In this work, using a rat model combining ischemia and hypobaric hypoxia (IH), we evaluate the relationships between the antioxidant melatonin and the cerebral nitric oxide/nitric oxide synthase (NO/NOS) system seeking to ascertain whether melatonin exerts its antioxidant protective action by balancing this key pathway, which is highly involved in the cerebral oxidative and nitrosative damage underlying these pathologies. The application of the IH model increases the expression of the three nitric oxide synthase (NOS) isoforms, as well as nitrogen oxide (NOx) levels and nitrotyrosine (n-Tyr) impacts on the cerebral cortex. However, melatonin administration before IH makes nNOS expression response earlier and stronger, but diminishes iNOS and n-Tyr expression, while both eNOS and NOx remain unchanged. These results were corroborated by nicotine adenine dinucleotide phosphate diaphorase (NADPH-d) staining, as indicative of in situ NOS activity. In addition, the rats previously treated with melatonin exhibited a reduction in the oxidative impact evaluated by thiobarbituric acid reactive substances (TBARS).

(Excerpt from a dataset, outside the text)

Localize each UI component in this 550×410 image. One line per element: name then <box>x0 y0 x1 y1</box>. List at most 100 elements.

Finally, IH also intensified glial fibrillary acidic protein (GFAP) expression, reduced hypoxia-inducible factor-1alpha (HIF-1α), but did not change nuclear factor kappa B (NF-κB); meanwhile, melatonin did not significantly affect any of these patterns after the application of the IH model. The antioxidant melatonin acts on the NO/NOS system after IH injury balancing the release of NO, reducing peroxynitrite formation and protecting from nitrosative/oxidative damage. In addition, this paper raises questions concerning the classical role of some controversial molecules such as NO, which are of great consequence in the final fate of hypoxic neurons. We conclude that melatonin protects the brain from hypoxic/ischemic-derived damage in the first steps of the ischemic cascade, influencing the NO/NOS pathway and reducing oxidative and nitrosative stress.